I set to work sculpting the GodisaGeek team, an as finely-tuned and well-rounded a group of individuals as any (honest) and dropped four of them into a pair of newly furnished apartments in the San Myshuno neighborhood available with the City Living pack. I had forgotten how much of a joy it is to just sit back and watch these little people go about their business. The Sims, I mean, not the Geek team.
I’m not sure if real life Adam sleeps as much as his Sims 4 counterpart (seriously, the dude went to sleep on the floor of a karaoke bar during a date) [Editor’s note: all I want to do is sleep, the dating part is the unrealistic part], but leaving them to get on with it is still as much fun as it ever was. But the more stuff you have, the harder it is to control your Sims. They want to play guitar or paint a picture, mix drinks at their mini-bar, or spend hours star-gazing with the telescope. I’ve always found it funny how most Sims have that casual don’t-give-a-fuckness that leads them to just go to bed mid-conversation because they’re tired, or wander into another Sims house and make dinner.
The last big expansion was Island Living, a pack that allows you to either visit the tropical paradise of Sulani, or build a home there and move in. This, along with the City Living and Discover University packs, has done more to change the overall pace and face of The Sims 4 than any of the others. In Island Living you can swim with dolphins, meet mermaids, open a beach bar and live out the kind of fantasies that matter to someone my age. In Discover University you get to have fresh adventures in higher education, while the City Living pack turns The Sims 4 into a more slapstick version of your favourite 30-something sitcoms.

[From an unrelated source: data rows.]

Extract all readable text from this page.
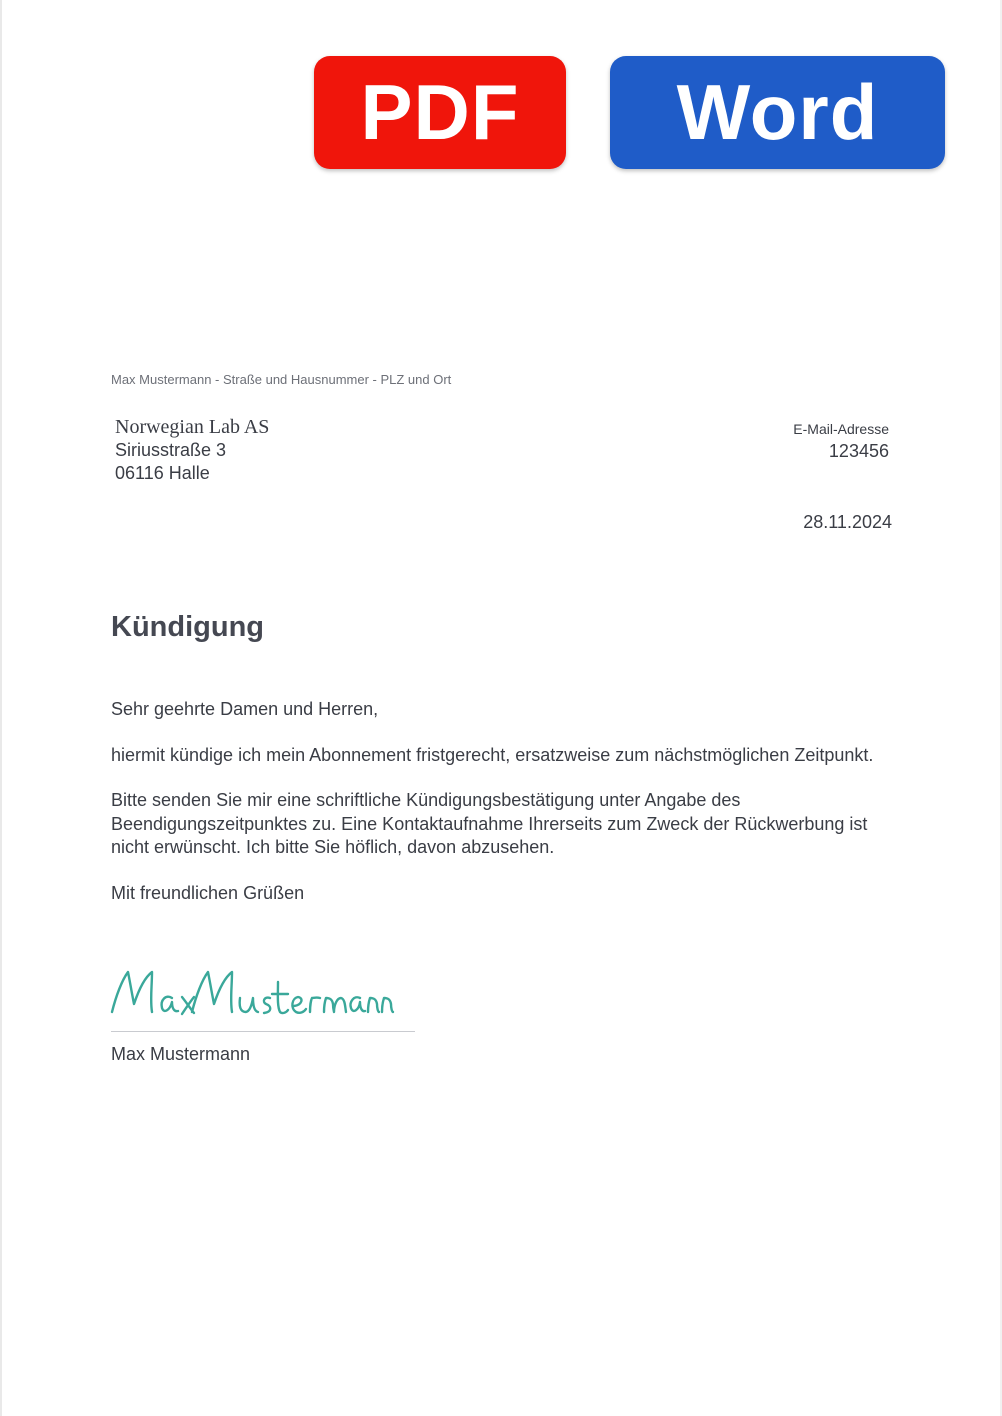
PDF	Word
Max Mustermann - Straße und Hausnummer - PLZ und Ort
Norwegian Lab AS
Siriusstraße 3
06116 Halle
E-Mail-Adresse
123456
28.11.2024
Kündigung

Sehr geehrte Damen und Herren,

hiermit kündige ich mein Abonnement fristgerecht, ersatzweise zum nächstmöglichen Zeitpunkt.

Bitte senden Sie mir eine schriftliche Kündigungsbestätigung unter Angabe des Beendigungszeitpunktes zu. Eine Kontaktaufnahme Ihrerseits zum Zweck der Rückwerbung ist nicht erwünscht. Ich bitte Sie höflich, davon abzusehen.

Mit freundlichen Grüßen

Max Mustermann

Having now been around now for almost 6 years and still being supported with new expansions, The Sims 4 is showing no signs of going away and honestly, I’m here for it. It has the same problems, still, as The Sims has always had with AI and pathfinding, and now and then a Sim will steadfastly refuse to follow any kind of instruction or will stubbornly defy you in ways that make you believe in the possibility of computer sentience, but there’s so much content now that even if you only stretch to a pack or two here and there, there’s a ton of stuff to do. You can have kids and outfit their rooms; you can buy romantic props for the garden, build greenhouses, have pets and fall in love while walking them in the dog park. There are restaurants and ice cream parlours and a school of magic, if you’re that way inclined.
The biggest shame is that EA charge so much for the packs. An odd free one here and there wouldn’t go amiss, especially considering The Sims 4 had a reported 20million unique users as of January of this year. That’s impressive for a six year old game that isn’t a MOBA or an MMO. Despite the news that The Sims 5 is likely to release in 2020, there’s still so much on offer in The Sims 4 that I can’t imagine needing to move on just yet.
Ultimately, The Sims 4 just offers me something different. My usual games are much darker anf more violent affairs, and I’ve always been turned off by the majority of colourful platforms and family titles. But The Sims 4 is something I can just put on and drift around in, hopping between households and locations as the mood takes me. It may not be anything new, but The Sims 4 in 2020 is definitely alive and kicking, and if you’ve got the green to invest in at least one of the bigger DLC packs – or even the game packs that provide actual mini campaigns and objectives – there’s enough content to keep you building, buying and living vicariously for a few more years yet.
Tons of content available
As addictive as ever
Incredibly charming
Content packs aren't cheap
There are still some AI issues
The Sims 4 is something I can just put on and drift around in, hopping between households and locations as the mood takes me. It may not be anything new, but The Sims 4 in 2020 is definitely alive and kicking.